Morimura: That's right.I guess there are many people who think just because they don't say it.
Kuraya: Morimura -san earlier, is a very different thing that the work becomes "myth" and the work is called by someone beyond personal intentions, and that drawing a myth is completely different.It was important.Just because you draw mythical theme doesn't mean you can become a "myth".In that sense, Aoki's "Wadatsumi no Iro Kono Shrine" (1907) and "Owanmuchi -only" (1905), which have adopted the subject of the Kojiki, could not be a "myth".It may be a picture of the theme.But I think there might have been a hidden eroticism problem, and in fact, the path to "myth" might have opened.
For example, in Wadatsumi no Iro -Kono, it is well hidden by trees, but at the end of the two women's eyes is the crotch of Yukihiko Yama.Also, in Owaramochi, the right side of the kisagaihime is trying to revive the dead onum cinnomikoto, squeezing his milk with his left hand.That alone is "a lot of trouble", but if you look closely, you are holding the crotch of Onam Chinomikoto!Myth is the story of the generation of life.There is an essential sex element.This awareness of this fresh sex was, for example, Kiyoki Kuroda.
Morimura: Well, Kuroda is somehow smooth.
Kuraya: 20 years old, and later, I have a free relationship with my wife, Fukuda Tane, is amazing at the time.It's no wonder if you burn it with your consciousness (laughs).
Morimura: I think Shigeru Sakamoto, who was a rival in Aoki and the same town, liked Tane Fukuda.At the same time, I think Sakamoto had longed for Aoki.
Kuraya: Well, is that so?It's like Natsume Soseki's "Kokoro".Two men are holding one woman.However, it is actually two men who are really attracted through deep love and hatred.
Morimura: Go to Kokoro (laughs).But certainly, the painters of that era had mentality leading to Soseki.
Morimura Yasumasa was born in Osaka in 1951 in Osaka.
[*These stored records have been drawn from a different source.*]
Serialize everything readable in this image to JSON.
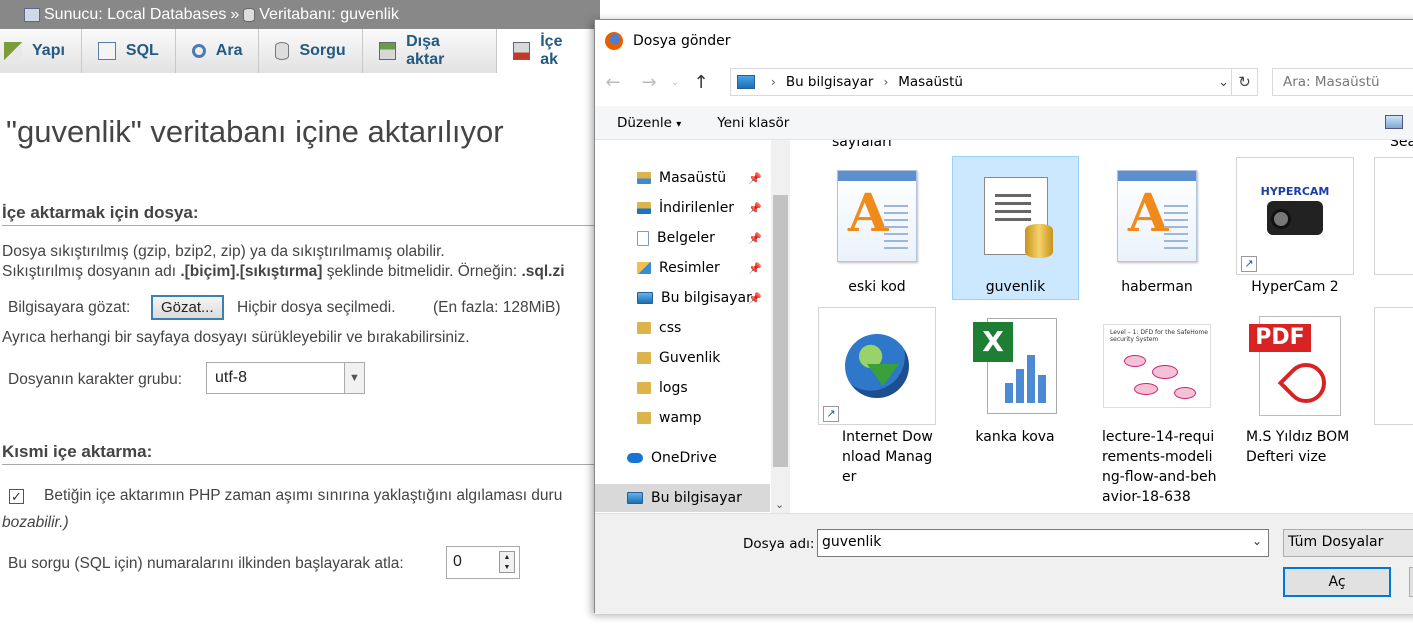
{
  "pma": {
    "breadcrumb": {
      "server": "Sunucu: Local Databases",
      "separator": "»",
      "database": "Veritabanı: guvenlik"
    },
    "tabs": [
      {
        "label": "Yapı",
        "icon": "structure-icon"
      },
      {
        "label": "SQL",
        "icon": "sql-icon"
      },
      {
        "label": "Ara",
        "icon": "search-icon"
      },
      {
        "label": "Sorgu",
        "icon": "query-icon"
      },
      {
        "label": "Dışa aktar",
        "icon": "export-icon"
      },
      {
        "label": "İçe ak",
        "icon": "import-icon"
      }
    ],
    "page_title": "\"guvenlik\" veritabanı içine aktarılıyor",
    "section_file": {
      "heading": "İçe aktarmak için dosya:",
      "line1": "Dosya sıkıştırılmış (gzip, bzip2, zip) ya da sıkıştırılmamış olabilir.",
      "line2_pre": "Sıkıştırılmış dosyanın adı ",
      "line2_bold": ".[biçim].[sıkıştırma]",
      "line2_post": " şeklinde bitmelidir. Örneğin: ",
      "line2_example": ".sql.zi",
      "browse_label": "Bilgisayara gözat:",
      "browse_button": "Gözat...",
      "no_file": "Hiçbir dosya seçilmedi.",
      "max_size": "(En fazla: 128MiB)",
      "drag_hint": "Ayrıca herhangi bir sayfaya dosyayı sürükleyebilir ve bırakabilirsiniz.",
      "charset_label": "Dosyanın karakter grubu:",
      "charset_value": "utf-8"
    },
    "section_partial": {
      "heading": "Kısmi içe aktarma:",
      "checkbox_label": "Betiğin içe aktarımın PHP zaman aşımı sınırına yaklaştığını algılaması duru",
      "checkbox_cont": "bozabilir.)",
      "skip_label": "Bu sorgu (SQL için) numaralarını ilkinden başlayarak atla:",
      "skip_value": "0"
    }
  },
  "dialog": {
    "title": "Dosya gönder",
    "address": [
      "Bu bilgisayar",
      "Masaüstü"
    ],
    "search_placeholder": "Ara: Masaüstü",
    "commands": {
      "organize": "Düzenle",
      "organize_arrow": "▾",
      "new_folder": "Yeni klasör"
    },
    "tree": [
      {
        "label": "Masaüstü",
        "icon": "desktop-folder-icon",
        "pinned": true
      },
      {
        "label": "İndirilenler",
        "icon": "downloads-folder-icon",
        "pinned": true
      },
      {
        "label": "Belgeler",
        "icon": "documents-folder-icon",
        "pinned": true
      },
      {
        "label": "Resimler",
        "icon": "pictures-folder-icon",
        "pinned": true
      },
      {
        "label": "Bu bilgisayar",
        "icon": "computer-icon",
        "pinned": true
      },
      {
        "label": "css",
        "icon": "folder-icon"
      },
      {
        "label": "Guvenlik",
        "icon": "folder-icon"
      },
      {
        "label": "logs",
        "icon": "folder-icon"
      },
      {
        "label": "wamp",
        "icon": "folder-icon"
      },
      {
        "label": "OneDrive",
        "icon": "onedrive-icon"
      },
      {
        "label": "Bu bilgisayar",
        "icon": "computer-icon",
        "selected": true
      }
    ],
    "files_partial_top": [
      "sayfaları",
      "Sear"
    ],
    "files": [
      {
        "name": "eski kod",
        "icon": "text-document-icon"
      },
      {
        "name": "guvenlik",
        "icon": "sql-file-icon",
        "selected": true
      },
      {
        "name": "haberman",
        "icon": "text-document-icon"
      },
      {
        "name": "HyperCam 2",
        "icon": "hypercam-shortcut-icon"
      },
      {
        "name": "Internet Download Manager",
        "icon": "idm-shortcut-icon"
      },
      {
        "name": "kanka kova",
        "icon": "excel-file-icon"
      },
      {
        "name": "lecture-14-requirements-modeling-flow-and-behavior-18-638",
        "icon": "image-thumbnail-icon"
      },
      {
        "name": "M.S Yıldız BOM Defteri vize",
        "icon": "pdf-file-icon"
      }
    ],
    "filename_label": "Dosya adı:",
    "filename_value": "guvenlik",
    "filter_value": "Tüm Dosyalar",
    "open_button": "Aç",
    "hypercam_logo": "HYPERCAM",
    "pdf_tag": "PDF",
    "lecture_header": "Level – 1: DFD for the SafeHome security System"
  }
}
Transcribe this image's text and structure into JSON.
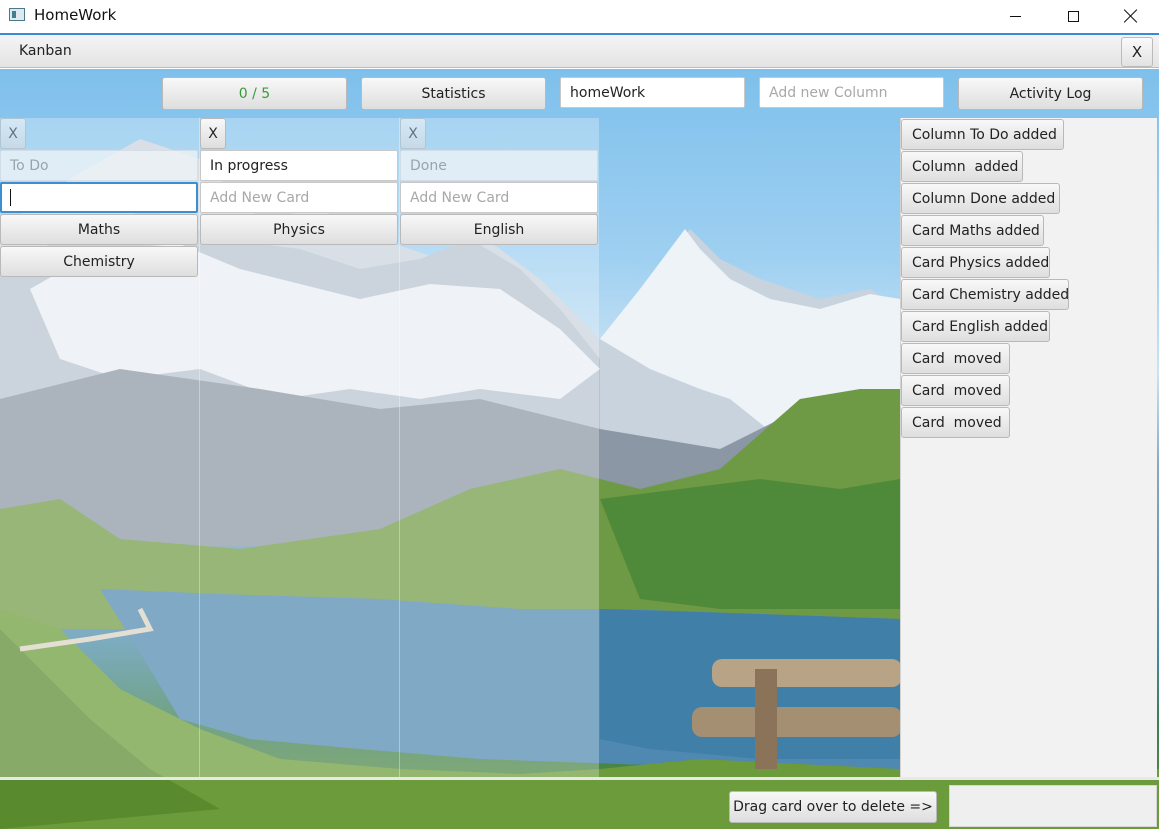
{
  "window": {
    "title": "HomeWork"
  },
  "tab": {
    "label": "Kanban",
    "close_label": "X"
  },
  "toolbar": {
    "progress": "0 / 5",
    "progress_color": "#3a9a3a",
    "statistics_label": "Statistics",
    "board_name_value": "homeWork",
    "new_column_placeholder": "Add new Column",
    "activity_log_label": "Activity Log"
  },
  "columns": [
    {
      "close_label": "X",
      "title": "To Do",
      "add_card_value": "",
      "add_card_placeholder": "",
      "cards": [
        "Maths",
        "Chemistry"
      ]
    },
    {
      "close_label": "X",
      "title": "In progress",
      "add_card_value": "",
      "add_card_placeholder": "Add New Card",
      "cards": [
        "Physics"
      ]
    },
    {
      "close_label": "X",
      "title": "Done",
      "add_card_value": "",
      "add_card_placeholder": "Add New Card",
      "cards": [
        "English"
      ]
    }
  ],
  "activity_log": [
    "Column To Do added",
    "Column  added",
    "Column Done added",
    "Card Maths added",
    "Card Physics added",
    "Card Chemistry added",
    "Card English added",
    "Card  moved",
    "Card  moved",
    "Card  moved"
  ],
  "footer": {
    "delete_hint": "Drag card over to delete =>"
  },
  "icons": {
    "app": "app-window-icon",
    "minimize": "minimize-icon",
    "maximize": "maximize-icon",
    "close": "close-icon"
  }
}
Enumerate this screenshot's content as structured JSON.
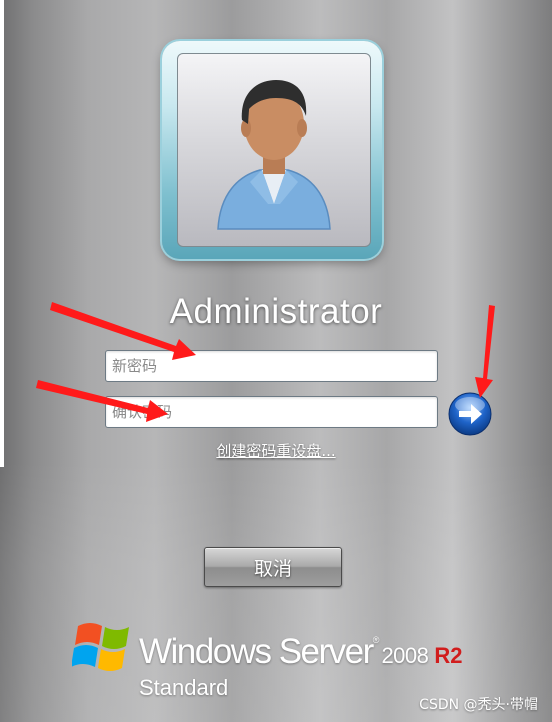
{
  "user": {
    "name": "Administrator"
  },
  "form": {
    "new_password_placeholder": "新密码",
    "confirm_password_placeholder": "确认密码",
    "submit_icon": "right-arrow-icon",
    "reset_disk_link": "创建密码重设盘..."
  },
  "actions": {
    "cancel_label": "取消"
  },
  "branding": {
    "product_name": "Windows Server",
    "trademark": "®",
    "version": "2008",
    "release": "R2",
    "edition": "Standard",
    "release_color": "#d11d1d"
  },
  "watermark": "CSDN @秃头·带帽",
  "colors": {
    "annotation_arrow": "#ff1a1a",
    "submit_button": "#1f64c9"
  }
}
In 1985, he made his debut in Japan and overseas after his debut with a cellphoporite photo dressed as Van Gogh. In 2014, he served as an artistic director of Yokohama Matrieennale. "Yasumasa Morimura: Art History of Self -Picture: When I Me" and I Meet "I" (Kokusai Museum of Art, 2016), "Ego of Scrap Tokyo 2020 -Wandering Nippon Me" (Hara Museum of Art "(Hara Museum of Art" , 2020), "Honki, play with the fluttering" (Toyama Prefectural Museum, 2020), etc. In 2018, "Morimura @ Museum" was opened in Kita -Kagaya, Osaka. His books are "Yukue of Self -Page" (Kobunsha Shinsho) and many others. - Mika Kuraya Born in Chiba Prefecture. She completed Chiba University Graduate School. After working as the director of the Tokyo National Museum of Museum of Modern Art, she has been the director of the Yokohama Museum of Art since 2020. The main exhibitions (including joint curations) to "Waiting for the Video-Video, to Today" (Tokyo National Museum of Modern Art, 2009), "Nugu Painting-Japanese Nude 1880-1945" (same, the same) 24th Rinjin Major Encouragement Prize, 2011-12), "Jiro Takamatsu Mysteries" (same, 2014-15), "Tsuguharu Fujita, all collections exhibited." : Living joy "(same, 2017-18)," Window exhibition: Travel to Art and Architecture over Windows "(same, 2019-2020). She was a special award at the 55th Venice Biennale International Art Exhibition of the Japan Museum, "Abstract Speaking: Sharing Uncertainty and Other Collective Acts" (2013). His main work is "Liu Kishida I want to know more" (Tokyo Art, 2019) and others.